09.06.2008
Un candidat noir pour la Maison-Blanche
Question posée après la primaire démocrate des Etats-Unis et la désignation
de Barack OBAMA ielle des Etats-Unis :
en France, est-il possible qu'un candidat noir à la présidentielle soit élu?
PARIS, 9 juin 2008 (AFP) - L'éventualité de l'élection d'un président noir à la Maison Blanche, après l'investiture de Barack Obama, suscite fierté et espoir chez les personnalités noires françaises qui jugent cependant peu probable un tel scénario en France dans un avenir proche.
Premier noir investi dans la course à la présidence américaine, le sénateur démocrate de l'Illinois, 46 ans, pourrait battre le 4 novembre prochain le républicain John McCain, 71 ans.
Rama Yade, la secrétaire d'Etat chargée des Affaires Etrangères et des Droits de l'Homme, s'est réjouie d'une telle possibilité, soulignant au micro de la Radio Communauté Juive que "l'Amérique a souvent été en avance".
"J'ai envie de croire que c'est possible aussi en France, parce que le peuple Français est un peuple révolutionnaire par nature, par identité, et je crois qu'avec ce peuple là tout est possible", a-t-elle relevé,
rappelant qu'une femme noire, Christiane Taubira, a déjà été candidate à l'Elysée.
Pour Christiane Taubira, députée PRG de Guyane, que "cette société" américaine "qui passe son temps à s'installer en surplomb du monde" (...) "soit capable de dire qu'elle n'a aucun problème à être représentée par Obama, voire potentiellement dirigée par Obama, c'est le XXIe siècle!"

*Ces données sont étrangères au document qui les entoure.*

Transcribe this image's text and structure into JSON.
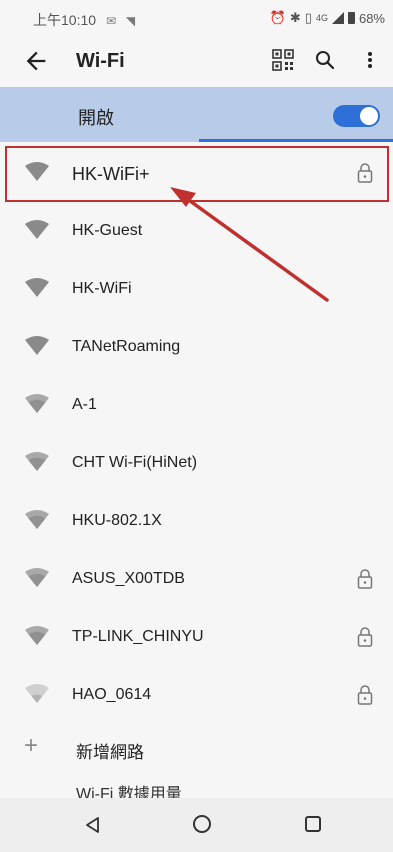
{
  "status_bar": {
    "time": "上午10:10",
    "right_text": "68%",
    "network": "4G"
  },
  "app_bar": {
    "title": "Wi-Fi",
    "back_icon": "arrow-left-icon",
    "qr_icon": "qr-code-icon",
    "search_icon": "search-icon",
    "more_icon": "more-vert-icon"
  },
  "toggle": {
    "label": "開啟",
    "on": true,
    "accent": "#2f6fd8"
  },
  "networks": [
    {
      "name": "HK-WiFi+",
      "locked": true,
      "strength": "full"
    },
    {
      "name": "HK-Guest",
      "locked": false,
      "strength": "full"
    },
    {
      "name": "HK-WiFi",
      "locked": false,
      "strength": "full"
    },
    {
      "name": "TANetRoaming",
      "locked": false,
      "strength": "full"
    },
    {
      "name": "A-1",
      "locked": false,
      "strength": "medium"
    },
    {
      "name": "CHT Wi-Fi(HiNet)",
      "locked": false,
      "strength": "medium"
    },
    {
      "name": "HKU-802.1X",
      "locked": false,
      "strength": "medium"
    },
    {
      "name": "ASUS_X00TDB",
      "locked": true,
      "strength": "medium"
    },
    {
      "name": "TP-LINK_CHINYU",
      "locked": true,
      "strength": "medium"
    },
    {
      "name": "HAO_0614",
      "locked": true,
      "strength": "weak"
    }
  ],
  "add_network": {
    "label": "新增網路"
  },
  "data_usage": {
    "label": "Wi-Fi 數據用量"
  },
  "annotation": {
    "color": "#c0302f"
  }
}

Pourtant, selon elle, ce scénario "n'est pas possible en France dans l'état actuel des choses". "Pas à cause des Français qui seraient très contents de vivre une pareille aventure, mais parce que, confie Mme
Taubira, je ne vois pas un grand parti dans ce pays capable de s'aligner derrière un Obama français, homme ou femme".
"L'éventualité qu'un Noir accède à la présidence en France est peu probable mais nous y travaillons", estime aussi le porte-parole du Conseil représentatif des associations noires (Cran), Louis-Georges Tin. François Durpaire, auteur avec Olivier Richomme de la première biographie en langue française du sénateur de l'Illinois, "L'Amérique de Barack Obama", est plus prudent: "On aurait posé la question" de la possibilité
d'un candidat noir à la présidence, "il y a quelques mois, aux Américains, ils auraient tous répondu non, mais les choses ont changé".
L'eurodéputé PS, Harlem Désir, souligne qu'"Obama représente un grand espoir pour l'Amérique". "Il a soulevé un enthousiasme, une énergie dans la jeunesse qui traditionnellement ne se mobilisait pas pour les
primaires", ajoute-t-il.
Un président noir en France ? "Cela sera possible un jour, mais je ne suis pas sûr qu'on en est déjà là", juge-t-il. "Pourtant la France a changé et l'élection de Nicolas Sarkozy en est la preuve, c'est un fils d'immigré,
avec un grand père juif, qui n'a pas de racines en province", commente-t-il.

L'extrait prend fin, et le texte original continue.